James did not avoid talking about Irving when his controversy broke a month ago. In fact, he was among the first to criticize Irving’s decision to post a link to the antisemitic material.

“I believe what Kyrie did caused some harm to a lot of people,” James said on November 4, shortly after the Nets suspended Irving. “He has since, over the last – today, or was it yesterday? – he apologized. But he caused some harm, and I think it’s unfortunate. I don’t stand on the position to harm people when it comes to your voice or your platform or anything. So, it doesn’t matter what color your skin is, how tall you are, what position you are in. If you are promoting or soliciting or saying harmful things to any community that harm people, then I don’t respect it.
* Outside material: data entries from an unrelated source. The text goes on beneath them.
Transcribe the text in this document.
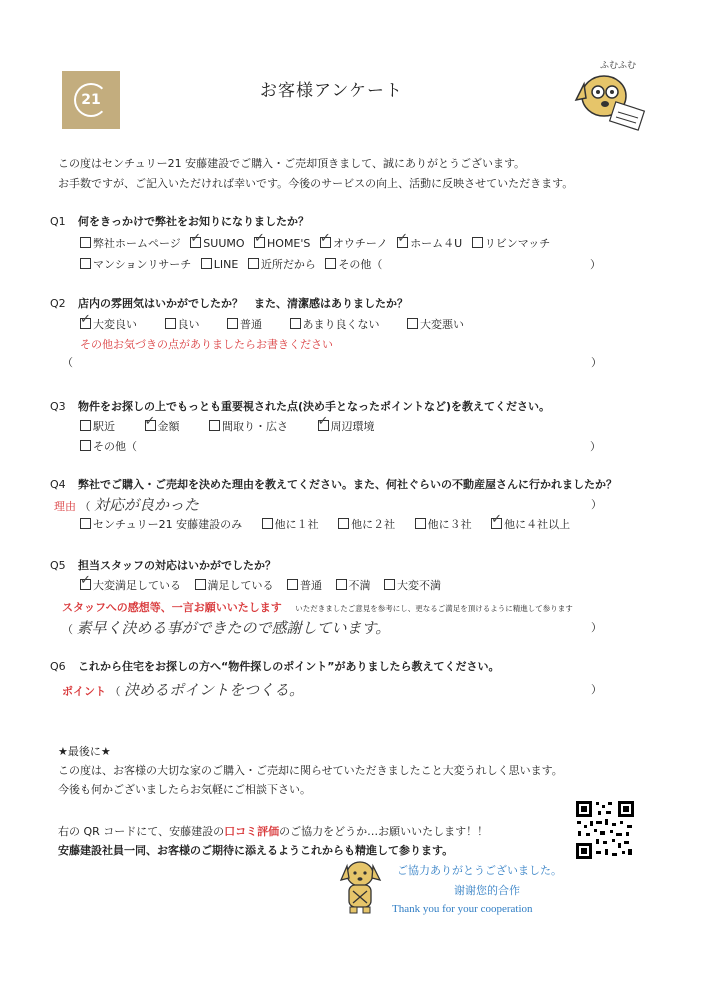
21	お客様アンケート
ふむふむ
この度はセンチュリー21 安藤建設でご購入・ご売却頂きまして、誠にありがとうございます。
お手数ですが、ご記入いただければ幸いです。今後のサービスの向上、活動に反映させていただきます。
Q1 何をきっかけで弊社をお知りになりましたか？
弊社ホームページ ✓ SUUMO ✓ HOME'S ✓ オウチーノ ✓ ホーム４U リビンマッチ
マンションリサーチ LINE 近所だから その他（	）
Q2 店内の雰囲気はいかがでしたか？　また、清潔感はありましたか？
✓大変良い	良い	普通	あまり良くない	大変悪い
その他お気づきの点がありましたらお書きください
（	）
Q3 物件をお探しの上でもっとも重要視された点(決め手となったポイントなど)を教えてください。
駅近 ✓	金額	間取り・広さ ✓	周辺環境
その他（	）
Q4 弊社でご購入・ご売却を決めた理由を教えてください。また、何社ぐらいの不動産屋さんに行かれましたか？
理由 （ 対応が良かった	）
センチュリー21 安藤建設のみ	他に１社	他に２社	他に３社 ✓	他に４社以上
Q5 担当スタッフの対応はいかがでしたか？
✓大変満足している 満足している 普通 不満 大変不満
スタッフへの感想等、一言お願いいたします いただきましたご意見を参考にし、更なるご満足を頂けるように精進して参ります
（ 素早く決める事ができたので感謝しています。	）
Q6 これから住宅をお探しの方へ“物件探しのポイント”がありましたら教えてください。
ポイント （ 決めるポイントをつくる。	）
★最後に★
この度は、お客様の大切な家のご購入・ご売却に関らせていただきましたこと大変うれしく思います。
今後も何かございましたらお気軽にご相談下さい。
右の QR コードにて、安藤建設の口コミ評価のご協力をどうか…お願いいたします！！
安藤建設社員一同、お客様のご期待に添えるようこれからも精進して参ります。
ご協力ありがとうございました。
谢谢您的合作
Thank you for your cooperation
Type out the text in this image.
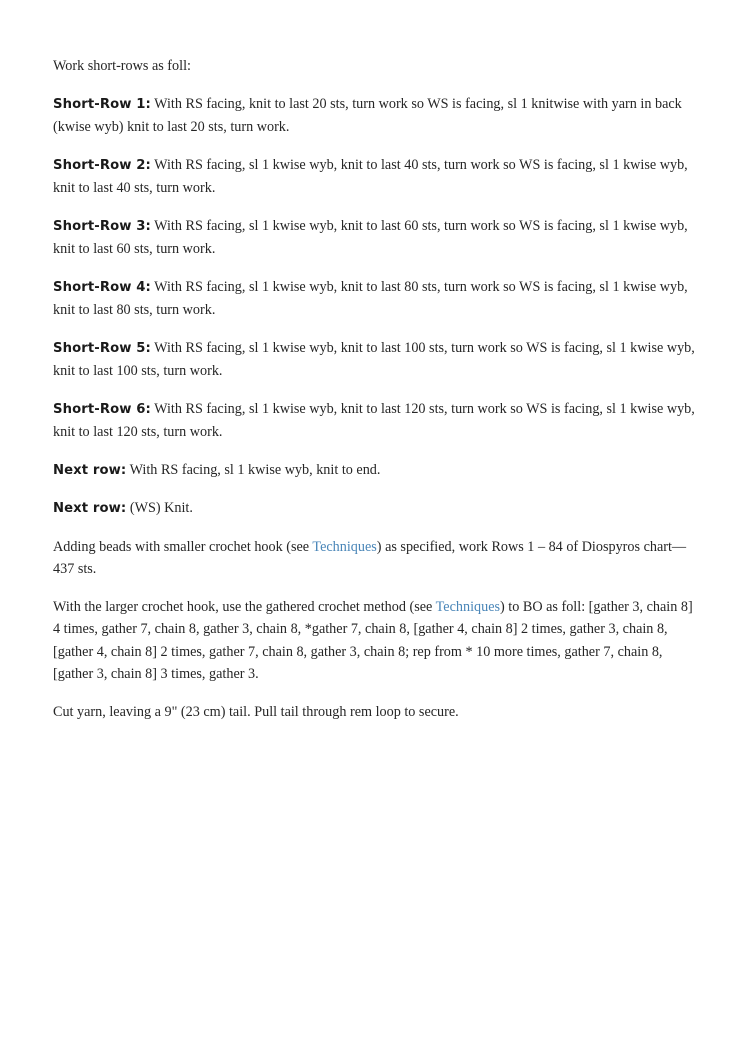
Work short-rows as foll:

Short-Row 1: With RS facing, knit to last 20 sts, turn work so WS is facing, sl 1 knitwise with yarn in back (kwise wyb) knit to last 20 sts, turn work.

Short-Row 2: With RS facing, sl 1 kwise wyb, knit to last 40 sts, turn work so WS is facing, sl 1 kwise wyb, knit to last 40 sts, turn work.

Short-Row 3: With RS facing, sl 1 kwise wyb, knit to last 60 sts, turn work so WS is facing, sl 1 kwise wyb, knit to last 60 sts, turn work.

Short-Row 4: With RS facing, sl 1 kwise wyb, knit to last 80 sts, turn work so WS is facing, sl 1 kwise wyb, knit to last 80 sts, turn work.

Short-Row 5: With RS facing, sl 1 kwise wyb, knit to last 100 sts, turn work so WS is facing, sl 1 kwise wyb, knit to last 100 sts, turn work.

Short-Row 6: With RS facing, sl 1 kwise wyb, knit to last 120 sts, turn work so WS is facing, sl 1 kwise wyb, knit to last 120 sts, turn work.

Next row: With RS facing, sl 1 kwise wyb, knit to end.

Next row: (WS) Knit.

Adding beads with smaller crochet hook (see Techniques) as specified, work Rows 1 – 84 of Diospyros chart—437 sts.

With the larger crochet hook, use the gathered crochet method (see Techniques) to BO as foll: [gather 3, chain 8] 4 times, gather 7, chain 8, gather 3, chain 8, *gather 7, chain 8, [gather 4, chain 8] 2 times, gather 3, chain 8, [gather 4, chain 8] 2 times, gather 7, chain 8, gather 3, chain 8; rep from * 10 more times, gather 7, chain 8, [gather 3, chain 8] 3 times, gather 3.

Cut yarn, leaving a 9" (23 cm) tail. Pull tail through rem loop to secure.
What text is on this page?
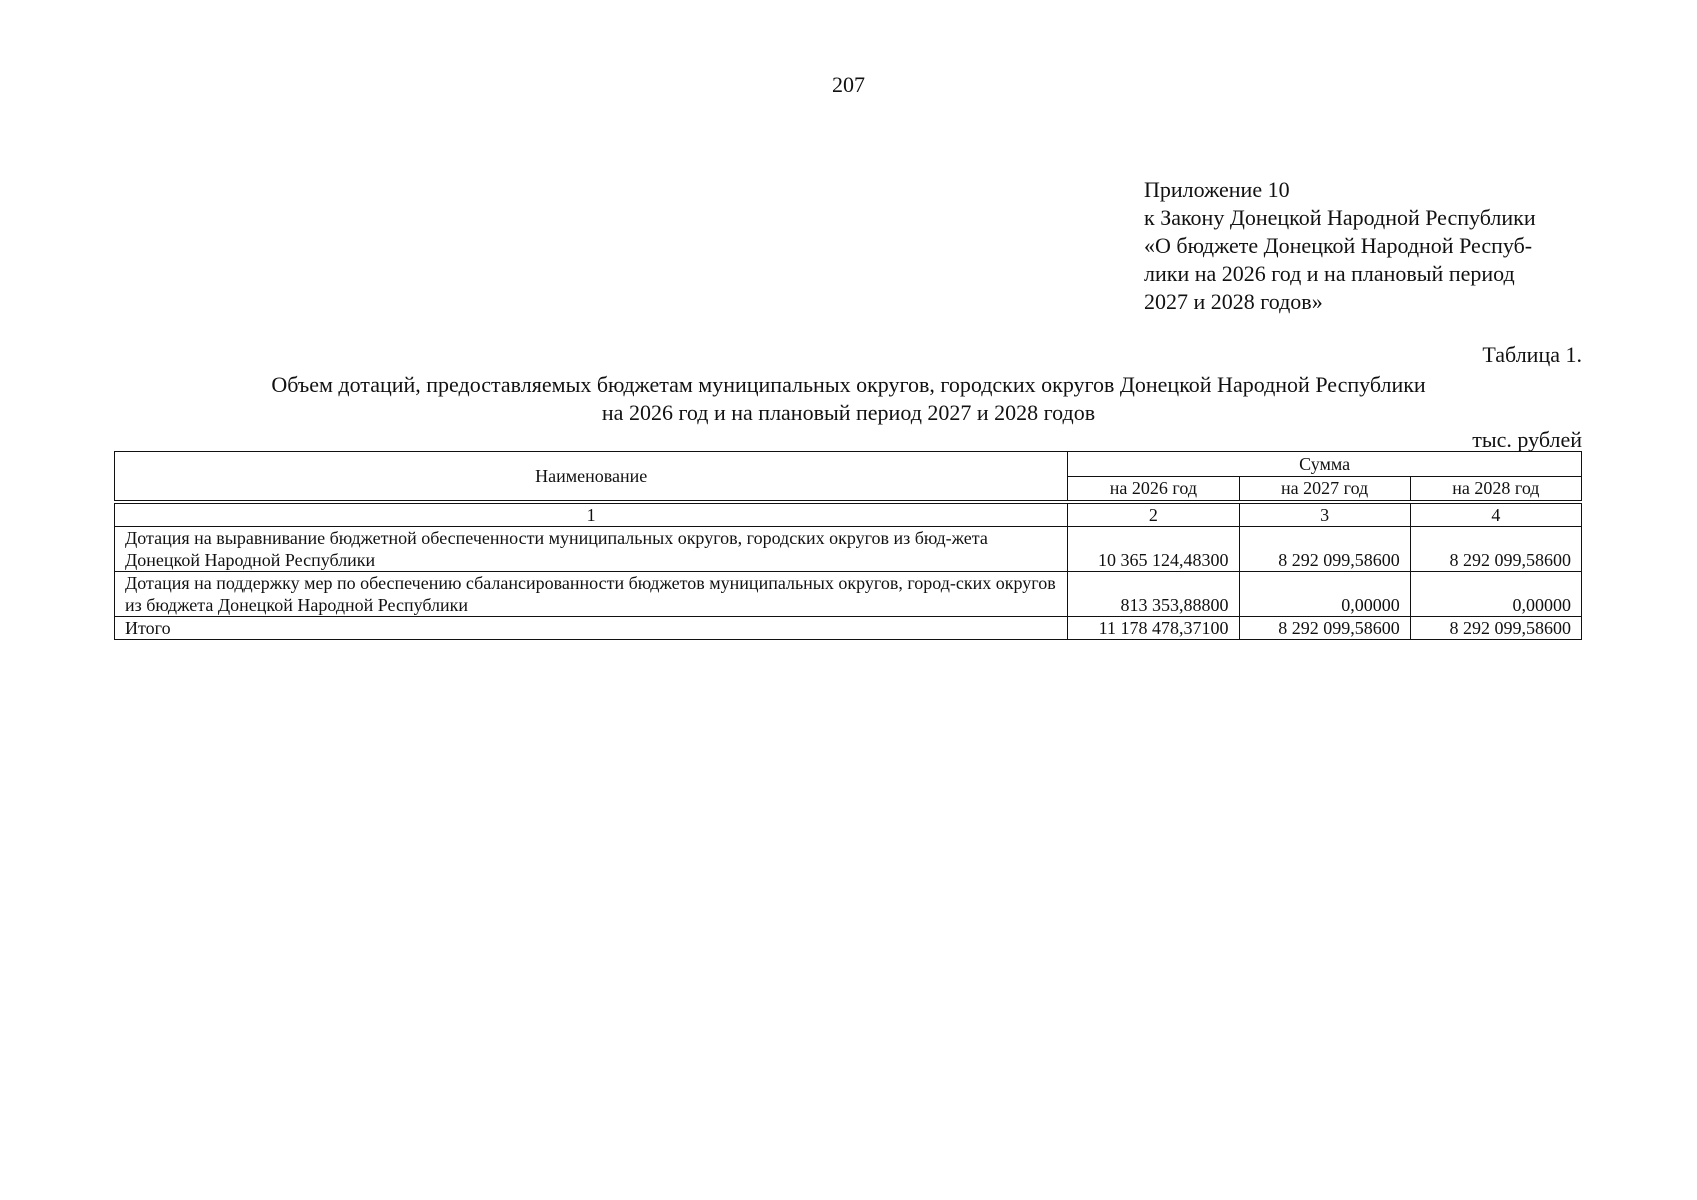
207
Приложение 10
к Закону Донецкой Народной Республики
«О бюджете Донецкой Народной Респуб-
лики на 2026 год и на плановый период
2027 и 2028 годов»
Таблица 1.
Объем дотаций, предоставляемых бюджетам муниципальных округов, городских округов Донецкой Народной Республики
на 2026 год и на плановый период 2027 и 2028 годов
тыс. рублей
Наименование	Сумма		
	на 2026 год	на 2027 год	на 2028 год

1	2	3	4
Дотация на выравнивание бюджетной обеспеченности муниципальных округов, городских округов из бюд-жета Донецкой Народной Республики	10 365 124,48300	8 292 099,58600	8 292 099,58600
Дотация на поддержку мер по обеспечению сбалансированности бюджетов муниципальных округов, город-ских округов из бюджета Донецкой Народной Республики	813 353,88800	0,00000	0,00000
Итого	11 178 478,37100	8 292 099,58600	8 292 099,58600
I don’t condone it.”

The bottom line, of course, is that in today’s superheated politics — and celebrity-driven culture, sports is not a sideshow, but often the prism through which we look at issues. It is that big and that is a good thing. Those who want players to simply “shut up and dribble” are often part of a retrograde movement with limited knowledge or interest in larger American issues.

For the Nets and NBA, that arena is often an uncomfortable place, whether it’s Irving’s positions on vaccines or a “New World Order” or Joe Tsai’s commentary on Chinese nationalism or what role his company may have played in surveilling a Muslim minority in western China, or the general intersection of race and religion, etc. etc. But addressing discomfort, questioning the conventional, even in a process fraught with mistakes, is often how we learn, how we become better. Embrace it.